Compared to 2011, when he announced his arrival on the Asian Tour with the ISPS Handa Singapore Classic title, the season that went by saw Himmat Rai keep a low profile. “A quiet year?” The gaze steely, he replied, “It was a bad year.”
Unwavering, the tone hadn’t an iota of emotion. Figures show a slip in his Order of Merit standing in Asia, from 16th in 2011 to 46th last season, but keeping a keen eye on the “percentage of fairways and greens hit”, Himmat is ready to wait. “It’s all about time; when the next win will come.”
Setting aside sentiment from his game is a trait he’s worked on from his days as a junior. The attempt gathered momentum after he turned professional in 2007. Not only is it about observing the “progression graph” sans bias, Himmat feels a jaundiced view severely eats into “quality family time”.
A loner on the golf course, the 25-year-old has solid family support to fall back on. High or low, it is the consistent outlook at home towards his craft that helps Himmat stay steadfast. By leaving his troubles on the greens is his way of acknowledging the kindly act.

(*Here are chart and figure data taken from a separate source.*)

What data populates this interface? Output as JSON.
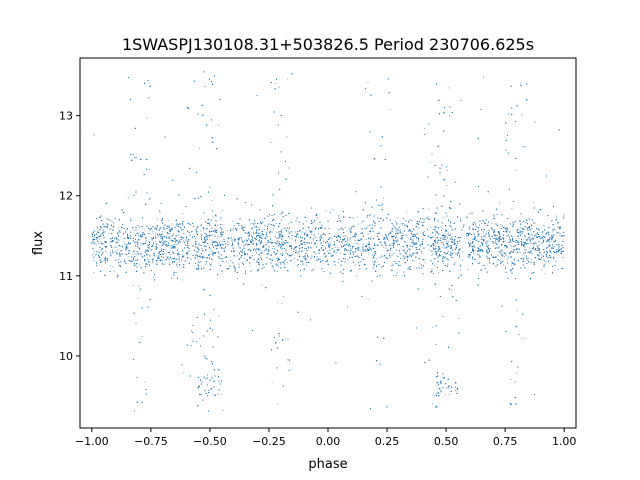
{
  "chart_data": {
    "type": "scatter",
    "title": "1SWASPJ130108.31+503826.5 Period 230706.625s",
    "xlabel": "phase",
    "ylabel": "flux",
    "xlim": [
      -1.05,
      1.05
    ],
    "ylim": [
      9.1,
      13.72
    ],
    "xticks": [
      -1.0,
      -0.75,
      -0.5,
      -0.25,
      0.0,
      0.25,
      0.5,
      0.75,
      1.0
    ],
    "xtick_labels": [
      "−1.00",
      "−0.75",
      "−0.50",
      "−0.25",
      "0.00",
      "0.25",
      "0.50",
      "0.75",
      "1.00"
    ],
    "yticks": [
      10,
      11,
      12,
      13
    ],
    "ytick_labels": [
      "10",
      "11",
      "12",
      "13"
    ],
    "grid": false,
    "series": [
      {
        "color": "#1f77b4",
        "phase_range": [
          -1.0,
          1.0
        ],
        "baseline_flux": 11.4,
        "baseline_spread": 0.17,
        "dense_band": [
          11.05,
          11.8
        ],
        "outlier_range": [
          9.3,
          13.55
        ],
        "dip_phases": [
          -0.5,
          0.5
        ],
        "dip_flux_range": [
          9.5,
          9.75
        ],
        "point_count": 20000
      }
    ]
  }
}
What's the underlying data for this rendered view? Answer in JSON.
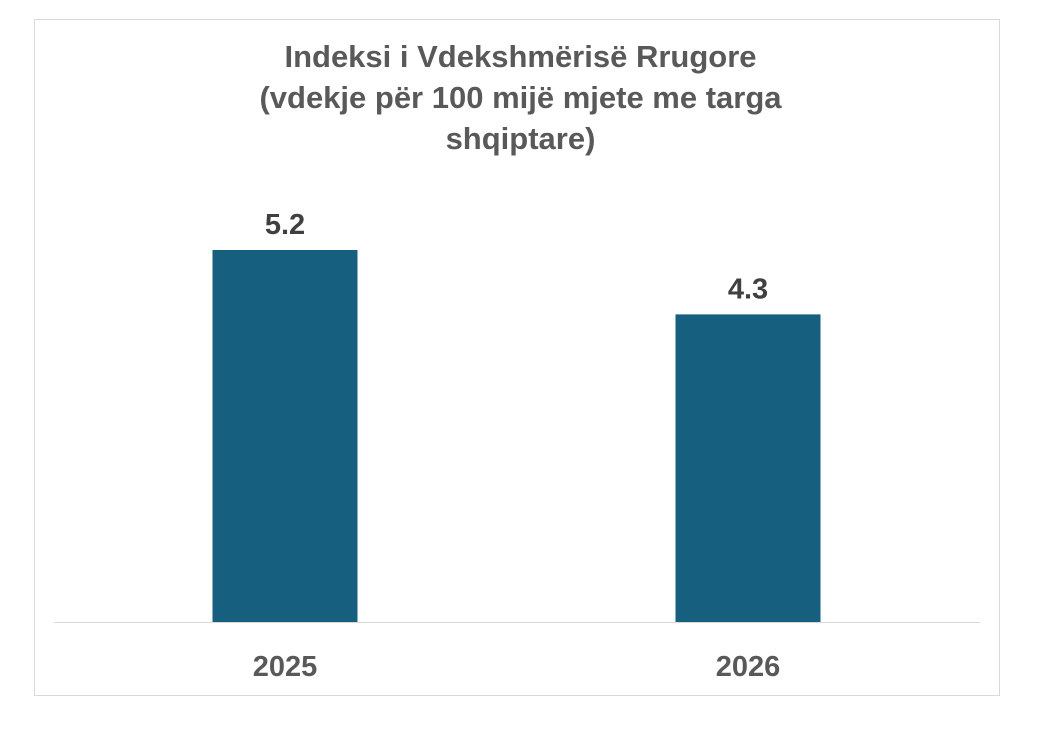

It was the short game that got most of his attention in the off-season, but also on the agenda was playing out numerous rounds in an attempt to score low. Standing on the practice greens of the Kensville Golf and Country Club, Himmat can vouch that the lessons learnt would stand him in good stead in this week’s Gujarat Kensville Challenge.
Fretting over aspects like not figuring in Wednesday’s pro-am is not for him. “The list drew from the top-10 on the merit list (of the Professional Golf Tour of India), I didn’t figure in it (by virtue of playing very little at home), so what people think doesn’t matter,” said Himmat.
Rather, he’d dwell on featuring in the curtain raiser to the $5 million Alfred Dunhill Links Championship (on the European Tour) in September.
His parents too would be present to watch the son tee off at St Andrews. But will their walking the Old Course and in other marquee events distract?
“No,” came the firm answer. “On the course, it’s me, the ball and that particular hole.”